Design of a clone() method

Now we illustrate the recommended approach for designing a clone() method for a class A. The first thing that such a method should do is to invoke super.clone(), the effect of which should be to create a new instance of A all of whose inherited fields (refer to objects that) are clones of the (objects referred to by the) original object's corresponding fields and all of whose non-inherited fields are identical in value to the original object's corresponding fields. All that remains to do, then, is to make clones of any mutable objects referred to by non-inherited fields and to make the corresponding fields in the new instance of A refer to these clones. (This relies upon all those classes having clone() methods, of course.)

For example, A might be as follows:

public class A extends B implements Cloneable {

   private T1 f1;   // assume that T1 is mutable
   private T2 f2;   // assume that T2 is mutable
   private T3 f3;   // assume that T3 is immutable or primitive
   private T4 f4;   // assume that T4 is immutable or primitive

   ...
   ...

   @Override
   public Object clone() {
  
      try {

         A newObj = (A) super.clone();  // makes clones of fields inherited 
                                        // from class B and copies of rest
         newObj.f1 = (T1) f1.clone();   // make clones of mutable fields
         newObj.f2 = (T2) f2.clone();    
         return newObj;
      }
      catch (CloneNotSupportedException e) {
         // impossible!
         return null;
      }

   }

   ...
   ...

}

This strategy assumes that any superclass of A that introduced a field of a mutable type has an appropriate clone() method.
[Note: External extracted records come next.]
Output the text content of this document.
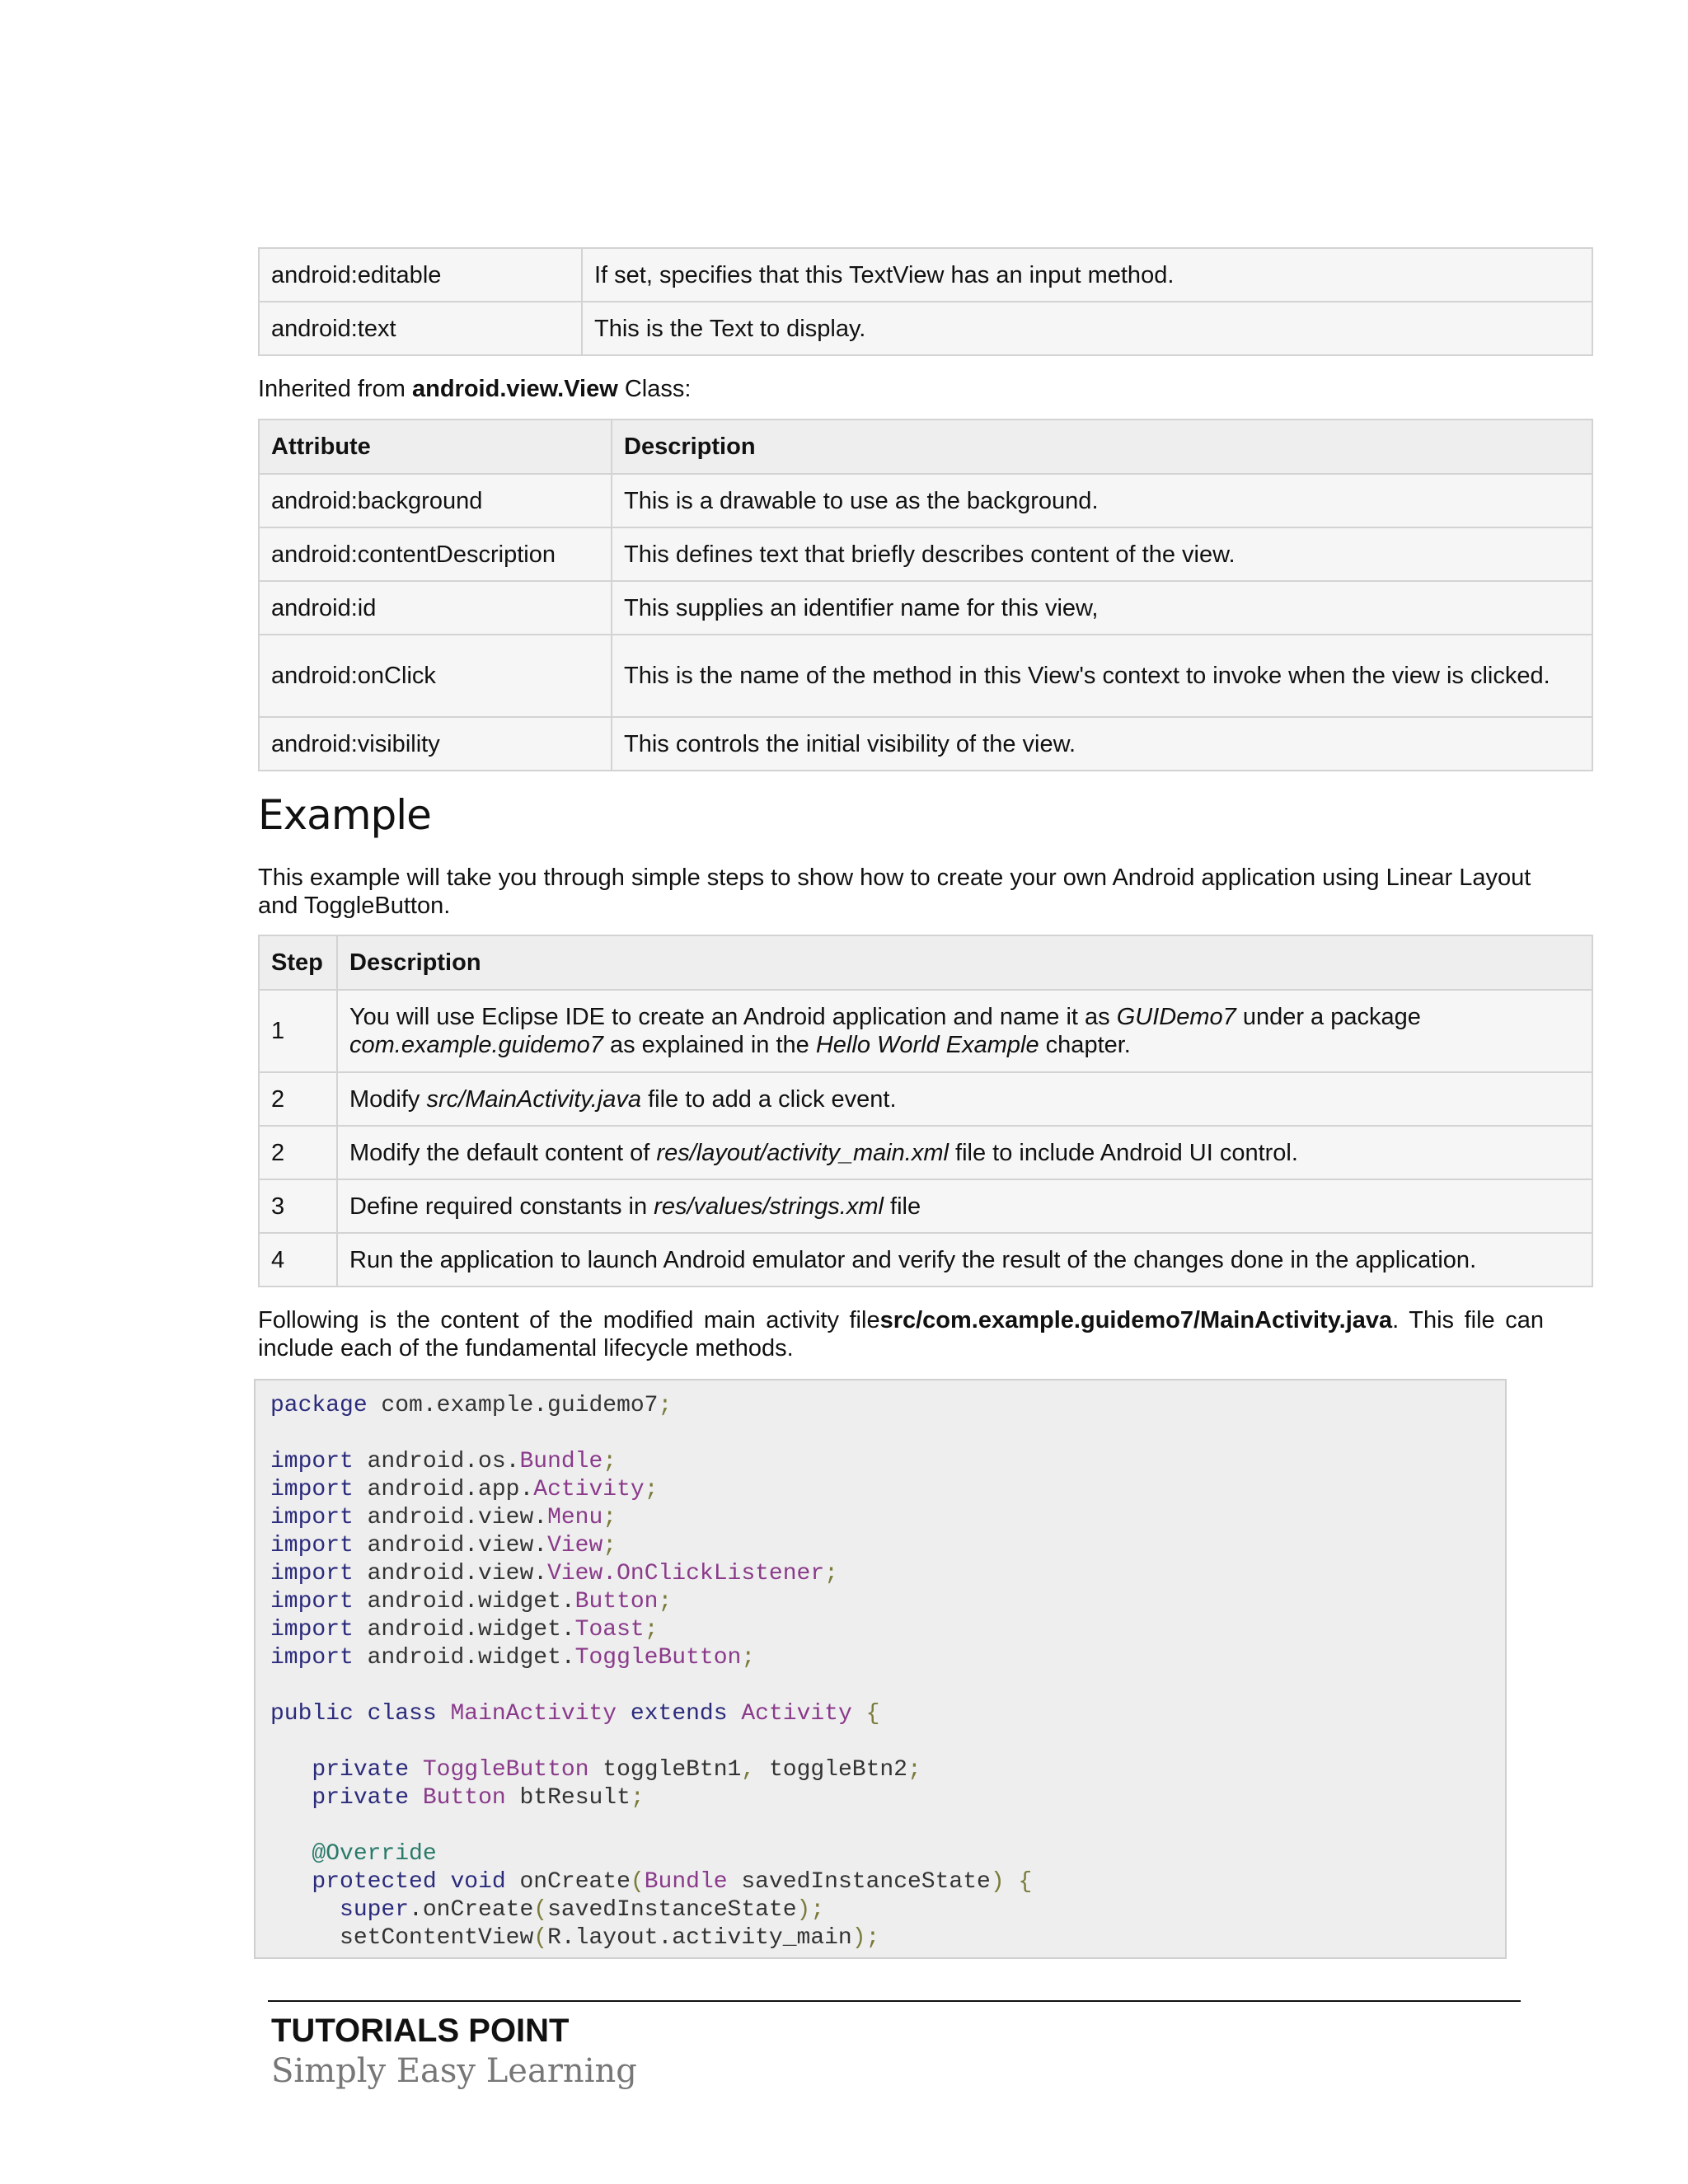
android:editable	If set, specifies that this TextView has an input method.
android:text	This is the Text to display.

Inherited from android.view.View Class:

Attribute	Description
android:background	This is a drawable to use as the background.
android:contentDescription	This defines text that briefly describes content of the view.
android:id	This supplies an identifier name for this view,
android:onClick	This is the name of the method in this View's context to invoke when the view is clicked.
android:visibility	This controls the initial visibility of the view.
Example

This example will take you through simple steps to show how to create your own Android application using Linear Layout and ToggleButton.

Step	Description
1	You will use Eclipse IDE to create an Android application and name it as GUIDemo7 under a package com.example.guidemo7 as explained in the Hello World Example chapter.
2	Modify src/MainActivity.java file to add a click event.
2	Modify the default content of res/layout/activity_main.xml file to include Android UI control.
3	Define required constants in res/values/strings.xml file
4	Run the application to launch Android emulator and verify the result of the changes done in the application.

Following is the content of the modified main activity filesrc/com.example.guidemo7/MainActivity.java. This file can include each of the fundamental lifecycle methods.

package com.example.guidemo7;

import android.os.Bundle;
import android.app.Activity;
import android.view.Menu;
import android.view.View;
import android.view.View.OnClickListener;
import android.widget.Button;
import android.widget.Toast;
import android.widget.ToggleButton;

public class MainActivity extends Activity {

private ToggleButton toggleBtn1, toggleBtn2;
private Button btResult;

@Override
protected void onCreate(Bundle savedInstanceState) {
super.onCreate(savedInstanceState);
setContentView(R.layout.activity_main);
TUTORIALS POINT
Simply Easy Learning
One might ask why a type cast is applied to the result of each invocation of clone() (e.g., (T1) f1.clone()). The reason is (we are assuming here) that the return type of clone() is Object. (That is, we are assuming that all the relevant types have a clone() method that overrides the one in the class Object, the return type of which is Object, of course.)
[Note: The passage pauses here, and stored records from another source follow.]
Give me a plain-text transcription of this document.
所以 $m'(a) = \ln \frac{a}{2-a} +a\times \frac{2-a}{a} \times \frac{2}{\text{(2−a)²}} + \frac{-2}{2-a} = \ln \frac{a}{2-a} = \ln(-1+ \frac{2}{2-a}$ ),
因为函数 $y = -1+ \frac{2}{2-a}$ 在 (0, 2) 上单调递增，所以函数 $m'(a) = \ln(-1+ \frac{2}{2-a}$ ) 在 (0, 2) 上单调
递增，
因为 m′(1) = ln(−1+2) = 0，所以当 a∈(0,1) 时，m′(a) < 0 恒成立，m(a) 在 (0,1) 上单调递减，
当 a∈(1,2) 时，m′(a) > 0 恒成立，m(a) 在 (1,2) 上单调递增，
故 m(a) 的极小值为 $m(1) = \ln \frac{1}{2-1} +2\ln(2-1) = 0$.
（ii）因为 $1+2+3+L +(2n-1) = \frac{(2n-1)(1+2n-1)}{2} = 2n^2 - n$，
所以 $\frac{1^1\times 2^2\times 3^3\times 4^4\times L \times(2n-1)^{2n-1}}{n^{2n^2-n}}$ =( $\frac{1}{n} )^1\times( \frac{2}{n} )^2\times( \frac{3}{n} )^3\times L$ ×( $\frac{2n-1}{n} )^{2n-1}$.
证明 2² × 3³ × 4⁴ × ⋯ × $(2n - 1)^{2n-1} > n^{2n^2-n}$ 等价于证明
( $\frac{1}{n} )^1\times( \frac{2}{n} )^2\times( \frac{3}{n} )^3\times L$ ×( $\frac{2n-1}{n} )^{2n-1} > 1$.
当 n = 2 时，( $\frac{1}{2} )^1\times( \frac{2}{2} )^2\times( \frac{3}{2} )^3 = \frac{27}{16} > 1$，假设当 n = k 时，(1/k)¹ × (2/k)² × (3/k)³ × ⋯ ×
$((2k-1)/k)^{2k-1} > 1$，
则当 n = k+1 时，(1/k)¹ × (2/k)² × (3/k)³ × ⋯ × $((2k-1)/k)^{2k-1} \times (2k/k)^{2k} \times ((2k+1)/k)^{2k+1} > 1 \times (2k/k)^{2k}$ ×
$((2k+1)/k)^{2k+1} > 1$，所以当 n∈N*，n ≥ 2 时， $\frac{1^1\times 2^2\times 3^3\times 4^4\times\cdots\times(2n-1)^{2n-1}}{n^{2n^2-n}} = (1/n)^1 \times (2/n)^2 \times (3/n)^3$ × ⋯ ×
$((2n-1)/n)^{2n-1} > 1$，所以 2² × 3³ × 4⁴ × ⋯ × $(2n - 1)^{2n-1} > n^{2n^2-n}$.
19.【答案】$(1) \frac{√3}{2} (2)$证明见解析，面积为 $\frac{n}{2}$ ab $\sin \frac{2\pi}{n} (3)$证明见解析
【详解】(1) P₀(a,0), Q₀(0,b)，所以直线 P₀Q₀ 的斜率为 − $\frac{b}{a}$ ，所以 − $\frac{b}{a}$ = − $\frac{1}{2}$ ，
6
None of the above is meant to suggest that aliasing (of mutable objects) is everywhere and always a bad thing. In some circumstances, it is absolutely necessary. As an example, consider a circular list of nodes that can be traversed in either direction or a tree of nodes that can be traversed in a parent-to-child or child-to-parent direction. Obviously, in these cases it is necessary for multiple references to "point to" the same objects. For example, a tree node's parent, as well as each of its children, will have a reference that "points to" that node.